Trauma-Informed Yoga
Trauma. In a moment all that once what was shifts. Changes. After nothing was as it had been. Trauma makes you long to know who you are. Makes you question everything you want or like or love. Leaves you alone not sure which direction is right. All these thoughts running through the mind, what if this didn’t happen. What did happen? What if I am imagining all the feelings arising? Who can see me if I can’t see myself? Trauma leaves me uncertain and unsure. Questioning what others intentions are. Asking am I ok? Am I ok? Such a simple question yet the answer always seems out of reach. In a flash, those moments the trauma can come back. Quickly. Feeling it still even through time as deep as it was the first time. Pain. Loss. Uncertainty. Confusion. What does safety look like now when the strings of connection have been broken? How to wrap the mind around this to make sense of senseless things.

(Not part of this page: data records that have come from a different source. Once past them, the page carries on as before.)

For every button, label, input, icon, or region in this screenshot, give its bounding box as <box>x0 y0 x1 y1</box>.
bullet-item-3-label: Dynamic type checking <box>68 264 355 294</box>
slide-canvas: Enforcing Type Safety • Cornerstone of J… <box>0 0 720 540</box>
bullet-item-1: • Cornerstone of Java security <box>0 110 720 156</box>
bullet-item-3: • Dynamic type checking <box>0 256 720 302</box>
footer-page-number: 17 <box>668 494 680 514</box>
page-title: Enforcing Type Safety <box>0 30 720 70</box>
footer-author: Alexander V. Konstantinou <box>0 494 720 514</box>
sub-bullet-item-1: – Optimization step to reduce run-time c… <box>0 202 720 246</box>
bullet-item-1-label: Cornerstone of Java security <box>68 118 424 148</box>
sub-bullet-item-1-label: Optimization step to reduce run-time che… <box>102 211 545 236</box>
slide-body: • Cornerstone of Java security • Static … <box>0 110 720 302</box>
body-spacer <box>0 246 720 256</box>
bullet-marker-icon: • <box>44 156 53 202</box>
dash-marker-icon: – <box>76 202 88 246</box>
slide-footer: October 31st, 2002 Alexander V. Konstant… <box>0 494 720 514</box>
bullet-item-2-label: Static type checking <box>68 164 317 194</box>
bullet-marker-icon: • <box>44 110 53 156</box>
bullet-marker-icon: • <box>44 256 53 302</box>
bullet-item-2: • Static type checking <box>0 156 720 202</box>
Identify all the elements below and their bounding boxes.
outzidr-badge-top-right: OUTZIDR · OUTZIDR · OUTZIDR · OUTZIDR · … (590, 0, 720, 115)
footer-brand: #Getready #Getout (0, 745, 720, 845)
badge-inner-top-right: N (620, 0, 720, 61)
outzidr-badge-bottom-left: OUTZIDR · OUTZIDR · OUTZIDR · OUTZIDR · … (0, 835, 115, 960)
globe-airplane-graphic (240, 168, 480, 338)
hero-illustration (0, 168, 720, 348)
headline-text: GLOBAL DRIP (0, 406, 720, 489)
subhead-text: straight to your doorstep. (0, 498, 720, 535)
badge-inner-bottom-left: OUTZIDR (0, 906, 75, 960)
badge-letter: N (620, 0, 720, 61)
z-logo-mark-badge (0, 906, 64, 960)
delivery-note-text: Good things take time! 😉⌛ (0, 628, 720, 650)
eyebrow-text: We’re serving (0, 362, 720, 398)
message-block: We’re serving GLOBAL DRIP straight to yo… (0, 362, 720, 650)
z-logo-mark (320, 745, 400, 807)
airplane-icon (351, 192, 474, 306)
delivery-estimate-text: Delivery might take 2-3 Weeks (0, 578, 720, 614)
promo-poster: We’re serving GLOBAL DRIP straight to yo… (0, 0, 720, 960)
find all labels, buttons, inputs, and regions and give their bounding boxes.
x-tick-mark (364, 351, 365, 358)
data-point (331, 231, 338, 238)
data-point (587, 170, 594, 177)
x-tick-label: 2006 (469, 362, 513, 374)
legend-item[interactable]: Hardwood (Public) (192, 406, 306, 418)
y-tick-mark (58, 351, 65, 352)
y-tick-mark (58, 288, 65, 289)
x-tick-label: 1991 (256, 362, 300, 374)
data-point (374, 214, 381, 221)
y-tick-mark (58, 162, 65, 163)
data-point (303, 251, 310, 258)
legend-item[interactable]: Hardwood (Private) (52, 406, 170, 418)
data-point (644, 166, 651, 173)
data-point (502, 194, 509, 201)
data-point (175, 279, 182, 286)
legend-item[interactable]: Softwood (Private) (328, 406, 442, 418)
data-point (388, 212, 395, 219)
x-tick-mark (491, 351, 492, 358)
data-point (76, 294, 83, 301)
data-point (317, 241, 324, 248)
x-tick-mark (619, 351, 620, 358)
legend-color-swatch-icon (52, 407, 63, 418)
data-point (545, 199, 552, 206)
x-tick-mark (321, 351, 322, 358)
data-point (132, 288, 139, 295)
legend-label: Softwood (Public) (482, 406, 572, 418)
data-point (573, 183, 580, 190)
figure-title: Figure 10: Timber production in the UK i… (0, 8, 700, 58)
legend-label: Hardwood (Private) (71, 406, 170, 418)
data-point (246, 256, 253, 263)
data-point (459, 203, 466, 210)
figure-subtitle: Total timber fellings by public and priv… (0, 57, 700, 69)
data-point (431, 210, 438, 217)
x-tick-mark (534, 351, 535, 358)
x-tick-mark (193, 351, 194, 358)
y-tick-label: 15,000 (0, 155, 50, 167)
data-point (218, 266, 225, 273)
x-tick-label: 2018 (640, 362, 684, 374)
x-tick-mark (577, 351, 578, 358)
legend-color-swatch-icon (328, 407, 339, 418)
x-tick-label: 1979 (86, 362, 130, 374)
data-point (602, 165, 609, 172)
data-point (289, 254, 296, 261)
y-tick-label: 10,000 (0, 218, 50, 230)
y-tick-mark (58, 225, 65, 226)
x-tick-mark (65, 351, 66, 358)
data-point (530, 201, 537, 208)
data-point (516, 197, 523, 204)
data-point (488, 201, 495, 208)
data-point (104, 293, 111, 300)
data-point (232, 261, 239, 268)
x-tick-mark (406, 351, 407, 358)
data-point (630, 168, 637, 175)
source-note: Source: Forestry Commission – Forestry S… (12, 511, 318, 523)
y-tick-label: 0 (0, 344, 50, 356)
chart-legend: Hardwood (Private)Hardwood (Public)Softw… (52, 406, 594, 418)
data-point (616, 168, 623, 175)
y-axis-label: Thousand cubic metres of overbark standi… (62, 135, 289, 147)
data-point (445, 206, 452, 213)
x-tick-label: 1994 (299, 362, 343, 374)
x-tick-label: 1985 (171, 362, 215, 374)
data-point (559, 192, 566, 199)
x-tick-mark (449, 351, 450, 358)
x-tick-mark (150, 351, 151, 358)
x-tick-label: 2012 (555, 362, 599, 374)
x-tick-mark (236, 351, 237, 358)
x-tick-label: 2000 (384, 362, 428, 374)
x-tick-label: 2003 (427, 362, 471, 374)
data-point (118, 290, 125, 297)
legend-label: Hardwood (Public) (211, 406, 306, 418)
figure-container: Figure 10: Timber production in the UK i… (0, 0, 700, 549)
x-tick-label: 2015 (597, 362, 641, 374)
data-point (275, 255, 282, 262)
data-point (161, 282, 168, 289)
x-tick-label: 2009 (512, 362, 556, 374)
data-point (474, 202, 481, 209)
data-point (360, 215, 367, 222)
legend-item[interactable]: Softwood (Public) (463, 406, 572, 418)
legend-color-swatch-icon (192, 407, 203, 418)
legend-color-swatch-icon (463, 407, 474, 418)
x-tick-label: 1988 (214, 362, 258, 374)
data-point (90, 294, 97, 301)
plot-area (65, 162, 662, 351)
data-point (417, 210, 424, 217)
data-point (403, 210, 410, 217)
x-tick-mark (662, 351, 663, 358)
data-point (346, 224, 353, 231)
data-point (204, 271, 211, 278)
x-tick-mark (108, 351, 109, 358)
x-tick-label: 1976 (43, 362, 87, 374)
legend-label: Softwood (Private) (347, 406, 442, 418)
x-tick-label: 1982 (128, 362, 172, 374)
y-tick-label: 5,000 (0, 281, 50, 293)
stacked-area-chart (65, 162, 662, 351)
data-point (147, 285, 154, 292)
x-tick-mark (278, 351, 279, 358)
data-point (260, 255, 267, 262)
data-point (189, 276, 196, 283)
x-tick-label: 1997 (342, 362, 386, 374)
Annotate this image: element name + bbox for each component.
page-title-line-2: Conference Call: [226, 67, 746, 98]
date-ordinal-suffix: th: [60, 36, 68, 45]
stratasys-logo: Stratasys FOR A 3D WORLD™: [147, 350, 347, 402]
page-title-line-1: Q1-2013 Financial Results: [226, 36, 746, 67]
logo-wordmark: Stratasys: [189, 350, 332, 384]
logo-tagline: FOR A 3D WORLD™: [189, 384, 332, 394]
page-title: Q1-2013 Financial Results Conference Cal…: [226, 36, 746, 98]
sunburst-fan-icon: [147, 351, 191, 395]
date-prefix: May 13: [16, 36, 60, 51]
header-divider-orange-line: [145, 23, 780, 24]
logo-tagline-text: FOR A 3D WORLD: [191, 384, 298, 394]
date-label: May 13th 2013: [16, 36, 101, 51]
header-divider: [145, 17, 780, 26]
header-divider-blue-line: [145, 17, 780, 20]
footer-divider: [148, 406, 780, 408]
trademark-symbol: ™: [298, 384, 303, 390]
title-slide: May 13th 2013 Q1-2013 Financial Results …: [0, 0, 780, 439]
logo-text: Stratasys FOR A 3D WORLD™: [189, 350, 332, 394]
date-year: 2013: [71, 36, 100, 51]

Yoga lets me come inside to breathe. Softens the anger, pain, hurt, all that one carries. Breath settles. Mind settles. The body begins to reclaim itself. Simple movements allow for this. Beginning to make choices. What feels good in my body? Breath. Movement. Stillness. Yoga allows for choice to be used. Choice empowers. Creates a sense of control. To know what feels good and what doesn’t. In the body. In the mind. In the heart. Deciding for yourself which way to move here and now and then later. To be healed from what has invaded or broken. For our souls and our deepest feelings to be awakened. Felt and realized.
Trauma-informed yoga allows a focus on the present moment experiencing of the body creating awareness of the connection between the mind and body. Which has been shown to increase awareness of how clients/participants notice feelings in the physical body and from there begin to tolerate their emotional states longer and with a sense of safety. It aims to give control to the client/participant creating a sense of empowerment and ownership over one's body which has often been taken away during trauma.
Trauma-informed yoga helps build skills for emotional regulation and growing a deeper sense of connection to understanding and listening to one's body and what it needs.